Again, this almost categorically excludes people with a stutter and other types of speech disorders.
@dabinat gets its right with this comment:
>”There are uses for CV and DeepSpeech beyond someone directly dictating to their computer. In my opinion, CV’s voice archive should contain as many different ways to say something as possible.”
But then...
>”You may well be right. I’d be interested to hear what the programmers’ expectations are.”
>”I will ping @kdavis and @josh_meyer for feedback on the ML expectations (in terms of what’s good/bad for deepspeech).”
Yikes. So the data is being selected to improve performance benchmarks of the speech recognition model, and not to better reflect the nuances and variety of speech in the real world (as was the stated goal of Common Voice). It’s very easily the case that cherry picking data to improve test benchmarks will decrease generalizability of the model in other applications. Narrowing the range of human speech to make the problem easier (as in simpler to build a model that functions well for most people) is antithetical to your stated mission. We can’t keep measuring AI progress in parameters and petabytes. It has to be about the people it helps.
>”I agree that we don’t want to scare off new contributors off by presenting the guidelines up-front as an off-putting wall of text that they have to read.”
Limiting the amount of documentation/training available to data annotators in an effort not to scare them is a surefire way to end up with inconsistently labeled data.
Although I find the above examples to be dismaying, I do not mean to ascribe any ill intent to your team or the volunteers. I understand the complexities at play here. But the outright dismissal of certain types of voices as out-of-scope or not “correct” is causing real harm to real people, because ASR systems simply do not work well for people with various disabilities. I could find no direct mention or acknowledgement of the existence of speech disorders anywhere* on the website or forum.

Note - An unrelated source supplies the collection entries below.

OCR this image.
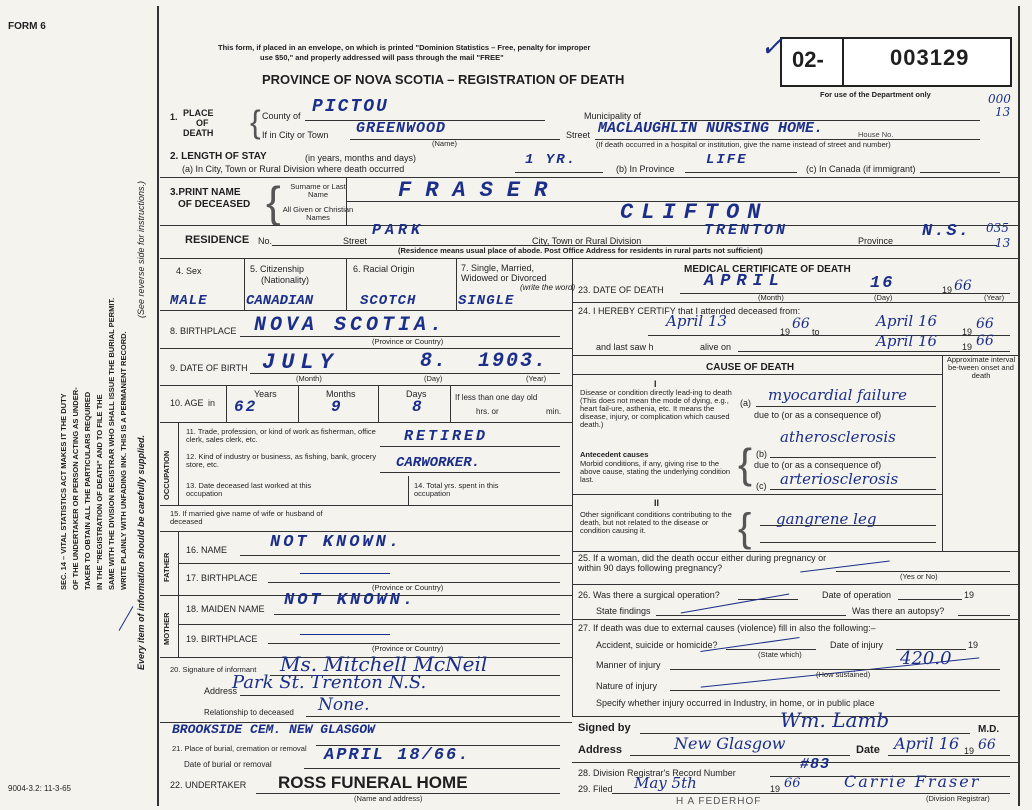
FORM 6
This form, if placed in an envelope, on which is printed "Dominion Statistics – Free, penalty for improper
use $50," and properly addressed will pass through the mail "FREE"
PROVINCE OF NOVA SCOTIA – REGISTRATION OF DEATH
02-	003129
✓
For use of the Department only	000
13
SEC. 14 – VITAL STATISTICS ACT MAKES IT THE DUTY OF THE UNDERTAKER OR PERSON ACTING AS UNDER- TAKER TO OBTAIN ALL THE PARTICULARS REQUIRED IN THE "REGISTRATION OF DEATH" AND TO FILE THE SAME WITH THE DIVISION REGISTRAR WHO SHALL ISSUE THE BURIAL PERMIT. WRITE PLAINLY WITH UNFADING INK. THIS IS A PERMANENT RECORD. Every item of information should be carefully supplied.
(See reverse side for instructions.)
1. PLACE
OF
DEATH { County of PICTOU	Municipality of
If in City or Town GREENWOOD
(Name)
Street MACLAUGHLIN NURSING HOME.	House No.
(If death occurred in a hospital or institution, give the name instead of street and number)
2. LENGTH OF STAY	(in years, months and days)
(a) In City, Town or Rural Division where death occurred
1 YR.
(b) In Province
LIFE
(c) In Canada (if immigrant)
3.PRINT NAME
OF DECEASED {	Surname or Last Name
All Given or Christian Names
FRASER
CLIFTON
RESIDENCE No.	Street
PARK
City, Town or Rural Division
TRENTON
Province N.S. 035
13
(Residence means usual place of abode. Post Office Address for residents in rural parts not sufficient)
4. Sex	5. Citizenship
(Nationality)
6. Racial Origin	7. Single, Married, Widowed or Divorced
(write the word)
MALE	CANADIAN	SCOTCH	SINGLE
8. BIRTHPLACE NOVA SCOTIA.
(Province or Country)
9. DATE OF BIRTH JULY	8. 1903.
(Month)	(Day)	(Year)
10. AGE in
Years	Months	Days
62	9	8
If less than one day old
hrs. or	min.
OCCUPATION
11. Trade, profession, or kind of work as fisherman, office clerk, sales clerk, etc.	RETIRED
12. Kind of industry or business, as fishing, bank, grocery store, etc.	CARWORKER.
13. Date deceased last worked at this occupation
14. Total yrs. spent in this occupation
15. If married give name of wife or husband of deceased
FATHER
16. NAME	NOT KNOWN.
17. BIRTHPLACE
(Province or Country)
MOTHER
18. MAIDEN NAME NOT KNOWN.
19. BIRTHPLACE
(Province or Country)
20. Signature of informant Ms. Mitchell McNeil
Address
Park St. Trenton N.S.
Relationship to deceased None.
BROOKSIDE CEM. NEW GLASGOW
21. Place of burial, cremation or removal
Date of burial or removal	APRIL 18/66.
22. UNDERTAKER ROSS FUNERAL HOME
(Name and address)
9004-3.2: 11-3-65
MEDICAL CERTIFICATE OF DEATH
23. DATE OF DEATH APRIL	16	19 66
(Month)	(Day)	(Year)
24. I HEREBY CERTIFY that I attended deceased from:
April 13
19 66 to
April 16
19 66
and last saw h	alive on	April 16	19 66
CAUSE OF DEATH
Approximate interval be-tween onset and death
I
Disease or condition directly lead-ing to death (This does not mean the mode of dying, e.g., heart fail-ure, asthenia, etc. It means the disease, injury, or complication which caused death.)
(a) myocardial failure
due to (or as a consequence of)
Antecedent causes
Morbid conditions, if any, giving rise to the above cause, stating the underlying condition last.	{ (b)
atherosclerosis
due to (or as a consequence of)
(c) arteriosclerosis
II
Other significant conditions contributing to the death, but not related to the disease or condition causing it.	{ gangrene leg
25. If a woman, did the death occur either during pregnancy or within 90 days following pregnancy?
(Yes or No)
26. Was there a surgical operation?	Date of operation	19
State findings	Was there an autopsy?
27. If death was due to external causes (violence) fill in also the following:–
Accident, suicide or homicide?
(State which)
Date of injury	19
Manner of injury	420.0
(How sustained)
Nature of injury
Specify whether injury occurred in Industry, in home, or in public place
Signed by	Wm. Lamb	M.D.
Address	New Glasgow	Date April 16 19 66
28. Division Registrar's Record Number	#83
29. Filed May 5th	19 66	Carrie Fraser
(Division Registrar)
H A FEDERHOF
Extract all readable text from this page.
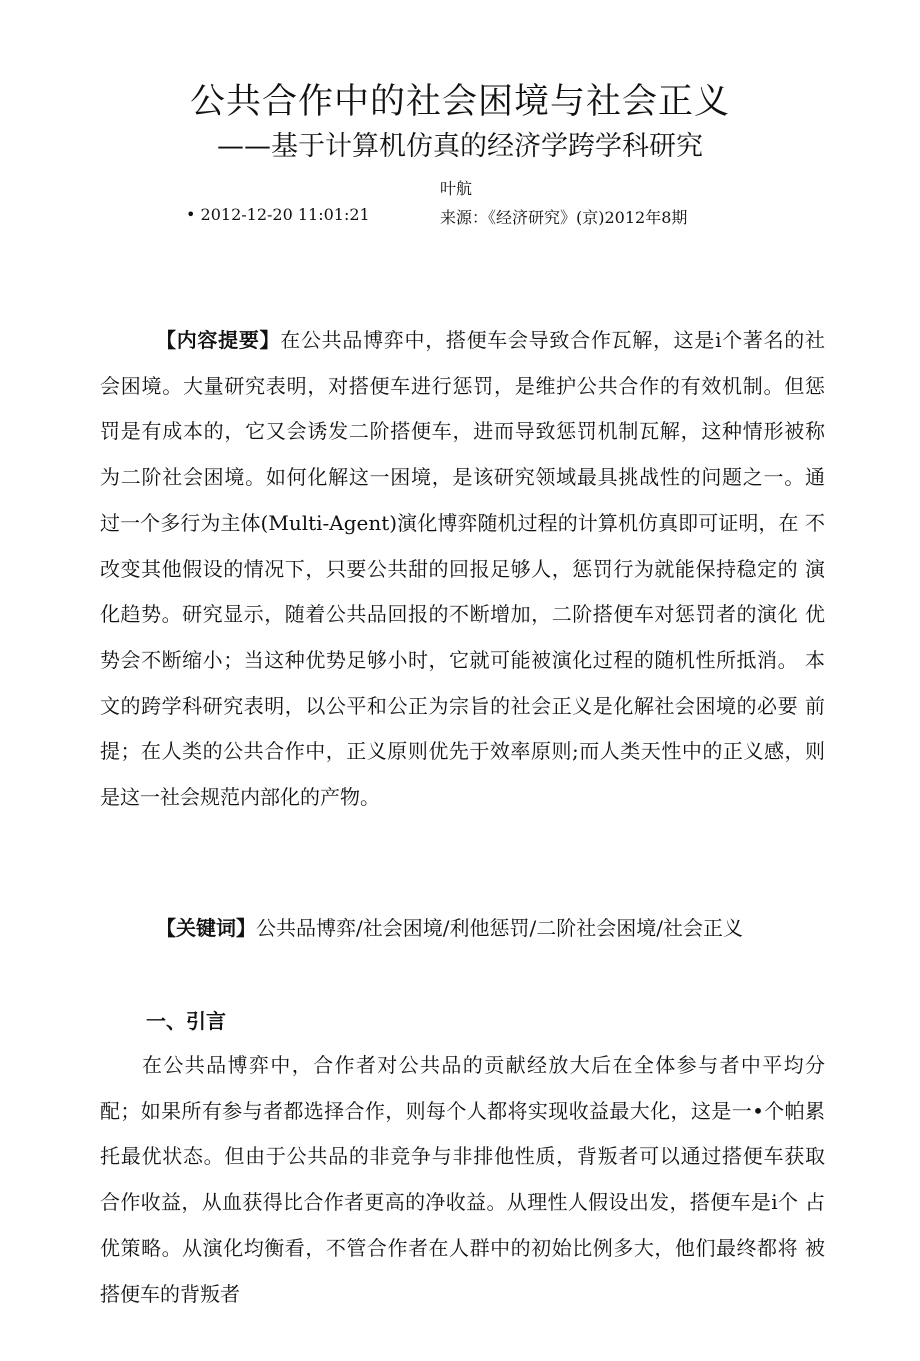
公共合作中的社会困境与社会正义
——基于计算机仿真的经济学跨学科研究
叶航
• 2012-12-20 11:01:21	来源：《经济研究》(京)2012年8期

【内容提要】在公共品博弈中，搭便车会导致合作瓦解，这是i个著名的社 会困境。大量研究表明，对搭便车进行惩罚，是维护公共合作的有效机制。但惩 罚是有成本的，它又会诱发二阶搭便车，进而导致惩罚机制瓦解，这种情形被称 为二阶社会困境。如何化解这一困境，是该研究领域最具挑战性的问题之一。通 过一个多行为主体(Multi-Agent)演化博弈随机过程的计算机仿真即可证明，在 不改变其他假设的情况下，只要公共甜的回报足够人，惩罚行为就能保持稳定的 演化趋势。研究显示，随着公共品回报的不断增加，二阶搭便车对惩罚者的演化 优势会不断缩小；当这种优势足够小时，它就可能被演化过程的随机性所抵消。 本文的跨学科研究表明，以公平和公正为宗旨的社会正义是化解社会困境的必要 前提；在人类的公共合作中，正义原则优先于效率原则;而人类天性中的正义感，则是这一社会规范内部化的产物。

【关键词】公共品博弈/社会困境/利他惩罚/二阶社会困境/社会正义

一、引言

在公共品博弈中，合作者对公共品的贡献经放大后在全体参与者中平均分 配；如果所有参与者都选择合作，则每个人都将实现收益最大化，这是一•个帕累 托最优状态。但由于公共品的非竞争与非排他性质，背叛者可以通过搭便车获取 合作收益，从血获得比合作者更高的净收益。从理性人假设出发，搭便车是i个 占优策略。从演化均衡看，不管合作者在人群中的初始比例多大，他们最终都将 被搭便车的背叛者
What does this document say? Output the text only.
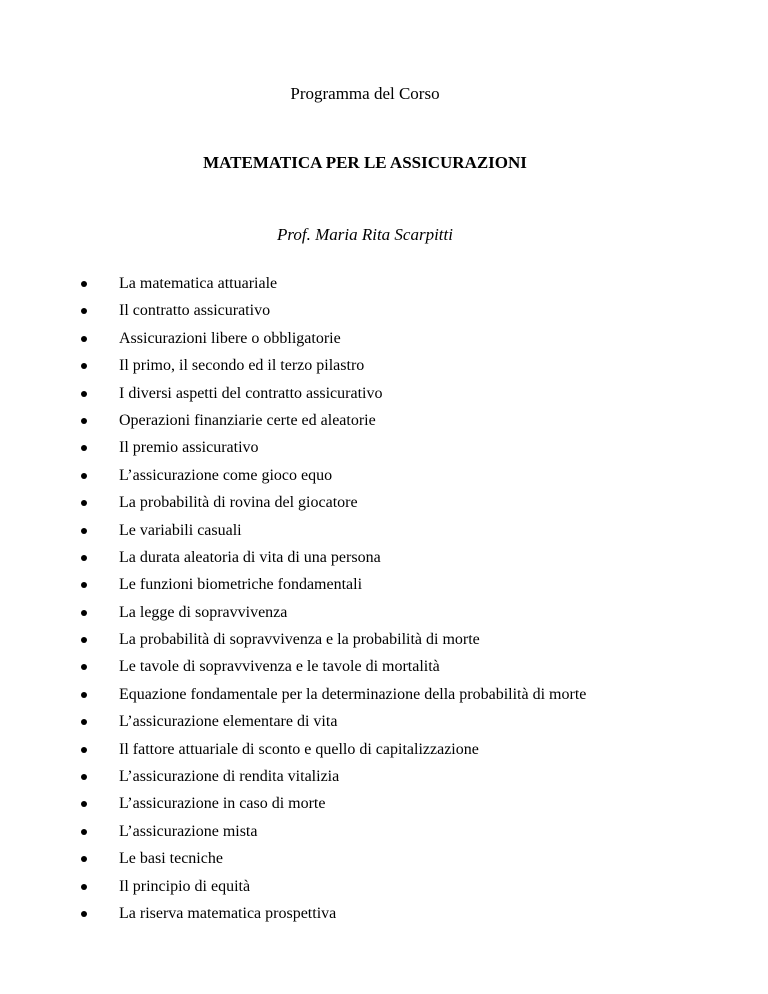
Programma del Corso
MATEMATICA PER LE ASSICURAZIONI
Prof. Maria Rita Scarpitti
La matematica attuariale
Il contratto assicurativo
Assicurazioni libere o obbligatorie
Il primo, il secondo ed il terzo pilastro
I diversi aspetti del contratto assicurativo
Operazioni finanziarie certe ed aleatorie
Il premio assicurativo
L’assicurazione come gioco equo
La probabilità di rovina del giocatore
Le variabili casuali
La durata aleatoria di vita di una persona
Le funzioni biometriche fondamentali
La legge di sopravvivenza
La probabilità di sopravvivenza e la probabilità di morte
Le tavole di sopravvivenza e le tavole di mortalità
Equazione fondamentale per la determinazione della probabilità di morte
L’assicurazione elementare di vita
Il fattore attuariale di sconto e quello di capitalizzazione
L’assicurazione di rendita vitalizia
L’assicurazione in caso di morte
L’assicurazione mista
Le basi tecniche
Il principio di equità
La riserva matematica prospettiva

I believe there needs to be a more deliberate effort to construct a more representative dataset in order to meet your stated mission (which I am willing to volunteer my time towards). Just some initial ideas:
- Augment the dataset by folding in samples from external datasets (e.g. https://github.com/talhanai/speech-nlp-datasets). I’m not sure on the approach, but if movie scripts can be adapted, presumably so can other voice datasets.
- Retain samples with speech errors like mispronunciations and stutters (perhaps with a flag indicating the error). In fact, why not retain all samples, flagging those that are unintelligible? At least keep it available, for data provenance purposes (so it is known what was excluded and can be reversed).
- Establish a relationship with speech-language pathologists to collect or validate samples (eg: universities or the VA, who have many complex/polytrauma voice patients). Sessions with SLPs often involve having patients read sentences aloud, so it’s a familiar task. This is probably the best way to collect data from people with voice disorders, so volunteer annotators aren’t responsible for analyzing a complex subset.
- Use inter-annotator agreement measures to characterize uncertainty about sample accuracy, rather than binary accept/reject criteria.
- Collect/solicit more samples from people >70yrs old, since they are currently underrepresented in your data. Is there anyone over the age of 80 in your dataset at all?
- Improve your documentation and standards to be more explicitly transparent about the ways in which it does not currently represent everyone, and plans for bridging these gaps.